With that, the doctor announced, “Bleeding’s stopped. But before I stitch you up, I want to give you some stronger Zed Med. Lips have lots of nerve endings … pleasure and pain ones.”
The doctor’s tickly mop-hair strands entered Tookie’s nose again, a bit deeper this time, and she could feel them reaching her throat and numbing her skin. “I’ll tend to some others while this sets in,” she said. “Oh, and I know you heard me talking about how children grow up a certain way depending on what their parents name them. Dig deep to see if your name is something to follow or fight against. Tookie. The last syllable sounds like key. Maybe you’re searching for something, and you have the power to unlock it or set it free. I tell Camina Marche to think about her name all the time.
“Okay, missy, I’ll be back in a few.”
She whipped back the curtain to reveal a long line of beds.
Tookie woozily turned her head to the left as two roller-skate-footed doctors and four purses flopped four new patients onto a single bed. It was the Likee sisters, and they were bucking and kicking violently. Bizarrely, their teeth were enormous, and their blue, green, pink, and purple hair had grown long and morphed into long, flowing Mohawks.
“The Likees practically live in here,” one of the doctors restraining the girls said to Dr. Erica. “None of them can stop hoarding fashion that’s not theirs.”
Tookie caught a peek at HerLikee’s arm band. Clothes Horse.
Dr. Erica sighed. “Take them to the Intensive Couture Unit and let them
hold some hay and straw handbags. That should calm them down.”
The Likees were taken away, making whinnying noises. Just seeing them reminded Tookie of something, and she turned to Dr. Erica. “Do you think you could replace a missing filling while I’m here?” She poked her tongue into the spot in her mouth where her filling used to be. She had a feeling the Likees—the Fraud Quad—had pilfered it after War of Words class.

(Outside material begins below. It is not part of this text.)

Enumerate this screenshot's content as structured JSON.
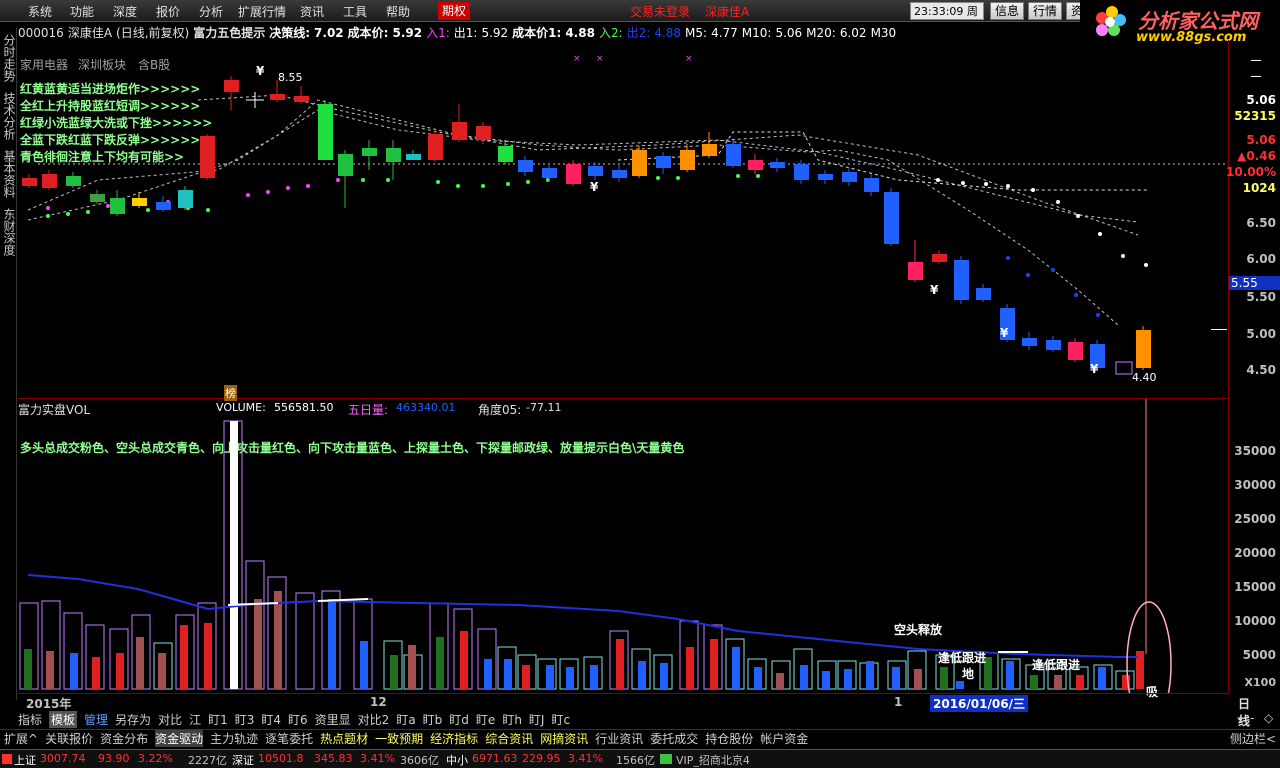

Dr. Erica nodded, then left. After a few minutes she brought a new patient back from the waiting room. Tookie’s eyes widened. It was Bravo. Her heart started to speed up. It’s just the Zed Meds, she told herself. It’s not because he’s here.

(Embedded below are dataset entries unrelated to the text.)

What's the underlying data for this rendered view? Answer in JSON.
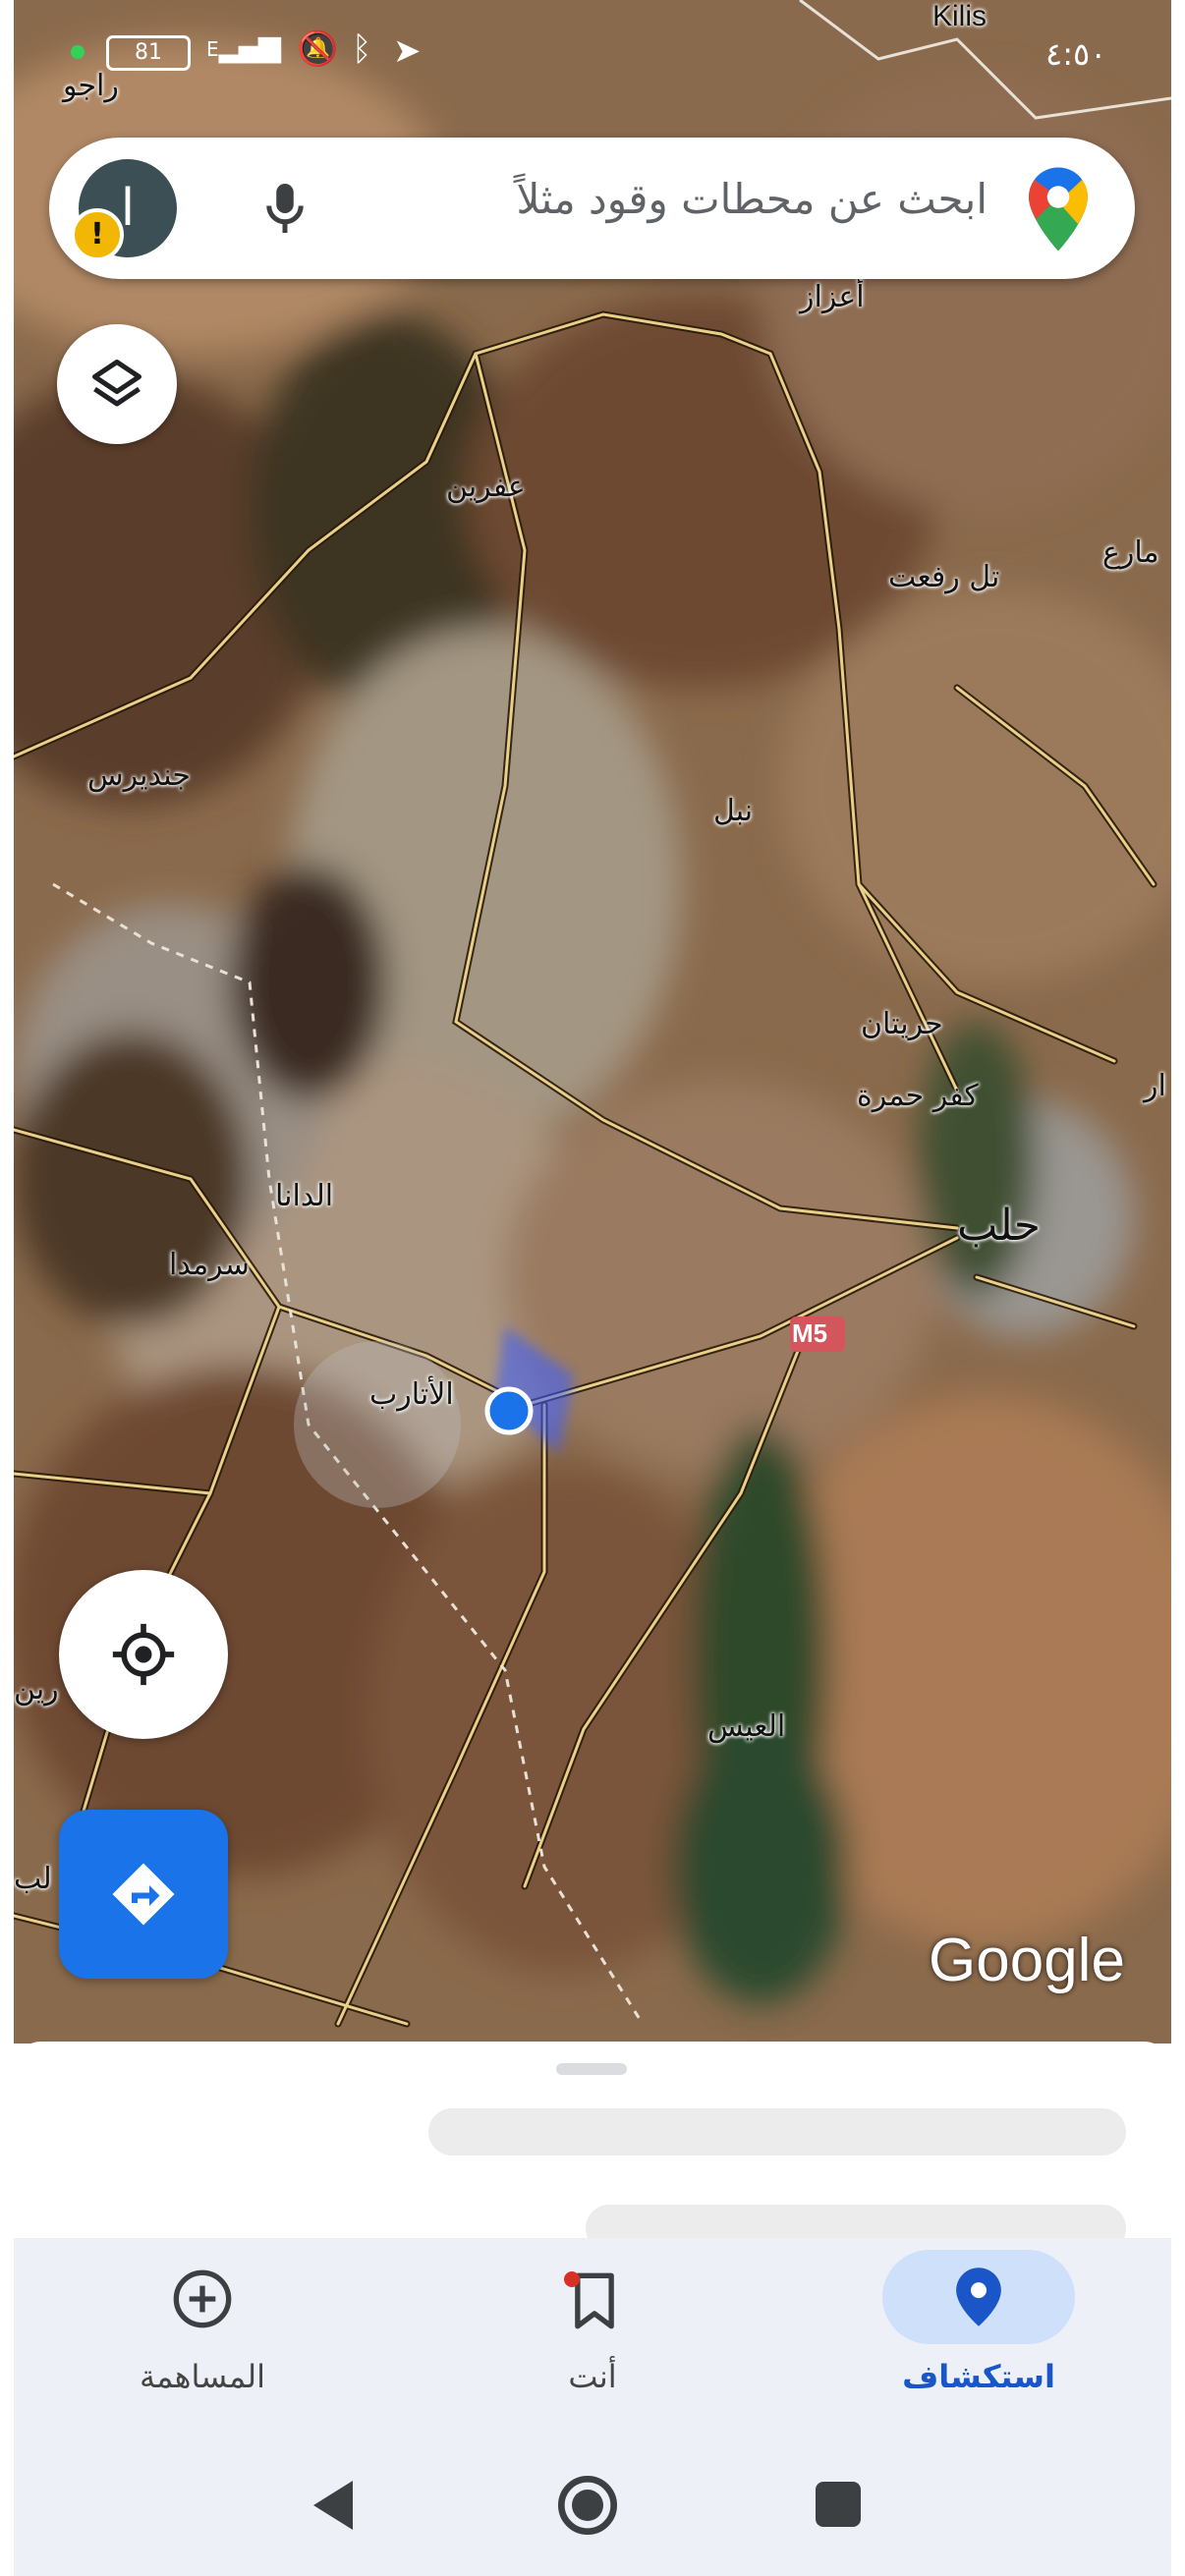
{
  "status_bar": {
    "time": "٤:٥٠",
    "battery": "81",
    "signal_label": "E"
  },
  "search": {
    "placeholder": "ابحث عن محطات وقود مثلاً",
    "avatar_letter": "ا",
    "warning_glyph": "!"
  },
  "map": {
    "labels": {
      "kilis": "Kilis",
      "rajo": "راجو",
      "azaz": "أعزاز",
      "afrin": "عفرين",
      "tal_rifat": "تل رفعت",
      "mare": "مارع",
      "jindires": "جنديرس",
      "nubl": "نبل",
      "hreitan": "حريتان",
      "kafr_hamra": "كفر حمرة",
      "aleppo": "حلب",
      "dana": "الدانا",
      "sarmada": "سرمدا",
      "atarib": "الأتارب",
      "eis": "العيس",
      "m5": "M5",
      "edge_left_1": "رين",
      "edge_left_2": "لب",
      "edge_right": "ار"
    },
    "attribution": "Google"
  },
  "bottom_nav": {
    "explore": "استكشاف",
    "you": "أنت",
    "contribute": "المساهمة"
  },
  "colors": {
    "accent": "#1a73e8",
    "active_pill": "#cfe0fb",
    "nav_bg": "#edf1f7"
  },
  "icons": [
    "layers-icon",
    "my-location-icon",
    "directions-icon",
    "mic-icon",
    "maps-pin-icon",
    "explore-pin-icon",
    "bookmark-icon",
    "add-circle-icon",
    "back-icon",
    "home-icon",
    "recents-icon"
  ]
}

Bravo stopped at the edge of an empty bed. “Doctor, I really don’t need to lie down, I’m just getting my stitches taken out.”
Dr. Erica placed her hands on her hips. “The last Bestostero whose stitches I removed fainted right into my arms. Just lie down and relax. Look at it like a mini vacation from building the stadium.”
Then she disappeared.
Bravo glanced in Tookie’s direction, raising his eyebrows in surprise. He looked like he was going to say something, but then Zarpessa materialized at Bravo’s bedside. “No need to wait alone,” she said in a silky voice. “I’ll keep you company until the doctor removes those manly stitches of yours. You poor, poor baby!” She reached out to touch Bravo’s neck.
More injured girls limped over to Bravo’s bed. “Must take lots of muscles to pose with those big tools,” one uttered in a deep voice.
Ignoring them, Bravo walked over to Tookie and sat down on the edge of her bed. Tookie stared straight ahead, not knowing what to do.
“What’s he doing sitting with her?” a snarky voice hissed.
“Is that her forehead’s normal size or is it swollen?” another voice cackled.
Bravo cleared his throat, and Tookie snuck a woozy peek at him. “Hey,” he said.
She pushed through her numbness and daze and mustered a sloppy smile. “Hey.”